Energy Grid Company, a Maharatna Central Public Sector Enterprise (CPSU) and the biggest electrical energy transmission firm, introduced on Monday, November 17, that its committee of administrators has accredited a proposal to boost as much as ₹3,800 crore by the issuance of bonds on a personal placement foundation.
The bottom concern dimension will probably be ₹1,000 crore, with a inexperienced shoe possibility of ₹2,800 crore, the corporate mentioned in an trade submitting.
The bonds will probably be listed on the BSE and NSE, and the corporate mentioned that these bonds are redeemable at par in 10 equal annual installments, with curiosity paid on a yearly foundation.
Nevertheless, the corporate has not disclosed the coupon/rate of interest of the bonds; as an alternative, it mentioned these will probably be determined after bidding on the Digital Guide Supplier (EBP) platform.
The corporate additionally acknowledged that there have been no delays or defaults associated to funds on present debt devices, and no feedback had been acquired from debenture trustees relating to non-payment.
Indian company bond yields have eased over the previous few days as provide from top-rated state-run corporations has dried up and as authorities bond yields have declined as a result of suspected bond purchases from the central financial institution.
For the September quarter, the corporate posted a 6% year-on-year drop in web revenue to ₹3,566 crore from ₹3,793 crore in Q2 FY25. Income grew 1.8% YoY to ₹11,476 crore from ₹11,277 crore.

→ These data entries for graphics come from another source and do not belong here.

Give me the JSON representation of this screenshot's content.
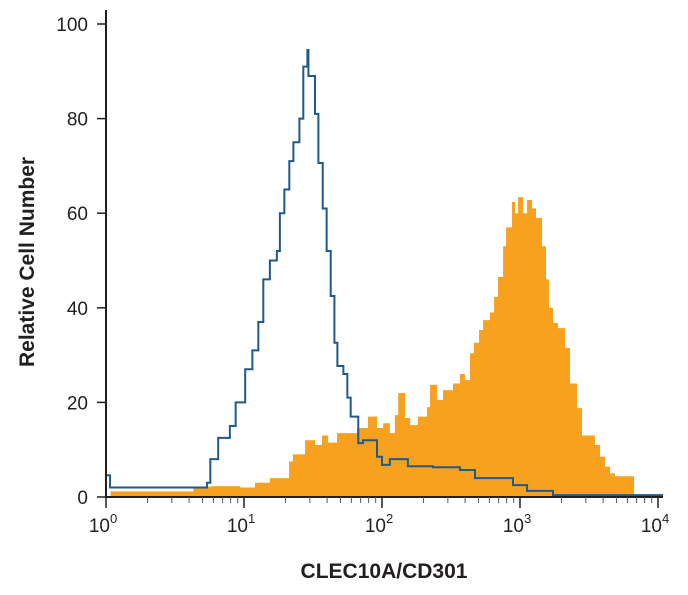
{
  "chart_data": {
    "type": "histogram",
    "title": "",
    "xlabel": "CLEC10A/CD301",
    "ylabel": "Relative Cell Number",
    "x_scale": "log",
    "xlim": [
      1,
      10000
    ],
    "ylim": [
      0,
      100
    ],
    "x_ticks": [
      {
        "base": "10",
        "exp": "0"
      },
      {
        "base": "10",
        "exp": "1"
      },
      {
        "base": "10",
        "exp": "2"
      },
      {
        "base": "10",
        "exp": "3"
      },
      {
        "base": "10",
        "exp": "4"
      }
    ],
    "y_ticks": [
      "0",
      "20",
      "40",
      "60",
      "80",
      "100"
    ],
    "grid": false,
    "series": [
      {
        "style": "filled",
        "color": "#F7A11F",
        "steps": [
          [
            1.08,
            1.2
          ],
          [
            4.3,
            2.2
          ],
          [
            5.8,
            2.3
          ],
          [
            9.4,
            2.0
          ],
          [
            12,
            3
          ],
          [
            15.4,
            4
          ],
          [
            21.2,
            7.5
          ],
          [
            22.6,
            9
          ],
          [
            27.7,
            12
          ],
          [
            32.7,
            11
          ],
          [
            36.7,
            13
          ],
          [
            40.6,
            11.5
          ],
          [
            47.2,
            13.5
          ],
          [
            65.9,
            14.6
          ],
          [
            79.2,
            17
          ],
          [
            92,
            14.6
          ],
          [
            102,
            15.6
          ],
          [
            114,
            13.5
          ],
          [
            124,
            17.3
          ],
          [
            131,
            22
          ],
          [
            147,
            16.7
          ],
          [
            160,
            15.2
          ],
          [
            182,
            17
          ],
          [
            212,
            19
          ],
          [
            223,
            23.7
          ],
          [
            250,
            20.5
          ],
          [
            277,
            22.6
          ],
          [
            327,
            24
          ],
          [
            367,
            26
          ],
          [
            399,
            24.7
          ],
          [
            434,
            30.4
          ],
          [
            464,
            32.6
          ],
          [
            505,
            35.3
          ],
          [
            540,
            37.4
          ],
          [
            606,
            39
          ],
          [
            649,
            42.3
          ],
          [
            693,
            46.5
          ],
          [
            754,
            53
          ],
          [
            793,
            57
          ],
          [
            875,
            62.4
          ],
          [
            920,
            60
          ],
          [
            968,
            63.4
          ],
          [
            1052,
            60
          ],
          [
            1125,
            62.8
          ],
          [
            1222,
            61
          ],
          [
            1306,
            59
          ],
          [
            1443,
            53
          ],
          [
            1543,
            46
          ],
          [
            1622,
            40
          ],
          [
            1735,
            36.8
          ],
          [
            1884,
            35.7
          ],
          [
            2118,
            31.5
          ],
          [
            2301,
            24
          ],
          [
            2588,
            18.8
          ],
          [
            2812,
            13
          ],
          [
            3490,
            11
          ],
          [
            3800,
            8.5
          ],
          [
            4130,
            6.4
          ],
          [
            4490,
            5
          ],
          [
            4880,
            4.4
          ],
          [
            6700,
            0
          ]
        ]
      },
      {
        "style": "outline",
        "color": "#1F5A8A",
        "steps": [
          [
            1.0,
            4.6
          ],
          [
            1.07,
            2
          ],
          [
            5.4,
            3
          ],
          [
            5.7,
            8
          ],
          [
            6.5,
            12.5
          ],
          [
            7.9,
            15
          ],
          [
            8.7,
            20
          ],
          [
            10.2,
            27
          ],
          [
            11.5,
            31
          ],
          [
            12.7,
            37
          ],
          [
            13.8,
            46
          ],
          [
            15.4,
            50
          ],
          [
            17.3,
            52
          ],
          [
            18.2,
            60
          ],
          [
            19.6,
            65
          ],
          [
            21.3,
            71
          ],
          [
            22.8,
            75
          ],
          [
            25.2,
            80
          ],
          [
            26.9,
            91
          ],
          [
            28.8,
            94.5
          ],
          [
            29.3,
            89
          ],
          [
            32.7,
            81
          ],
          [
            34.6,
            70.6
          ],
          [
            37.2,
            61
          ],
          [
            39.7,
            52
          ],
          [
            42.5,
            42.5
          ],
          [
            45.2,
            32.6
          ],
          [
            47.5,
            27.7
          ],
          [
            52.5,
            26
          ],
          [
            56.1,
            21
          ],
          [
            59.3,
            17
          ],
          [
            67.3,
            11.4
          ],
          [
            72.8,
            12
          ],
          [
            92,
            8.5
          ],
          [
            100,
            6.8
          ],
          [
            114,
            8
          ],
          [
            154,
            6.5
          ],
          [
            234,
            6.3
          ],
          [
            367,
            5.7
          ],
          [
            472,
            4
          ],
          [
            890,
            2.5
          ],
          [
            1125,
            1.3
          ],
          [
            1735,
            0.4
          ],
          [
            10700,
            0
          ]
        ]
      }
    ]
  }
}
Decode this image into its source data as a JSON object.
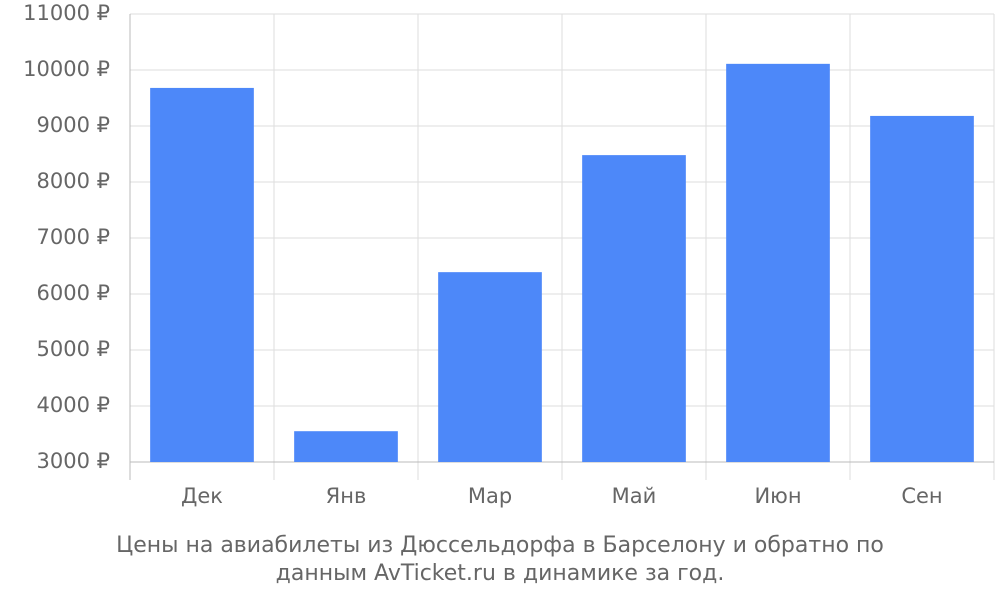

On the working stage, the corporate’s EBITDA declined 6.1% YoY to ₹9,114 crore from ₹9,701 crore, with margins narrowing to 79.4% in contrast with 86% a yr in the past.
Energy Grid Company share value pattern
The corporate shares have weakened since reaching a file excessive of ₹366.25 apiece, dropping 17% of their worth. Though the shares tried a restoration, they failed to take care of the momentum.
When it comes to yearly efficiency, the shares are down 11.40% up to now, and in the event that they shut the yr with detrimental returns, it can mark their first yearly decline in 4 years.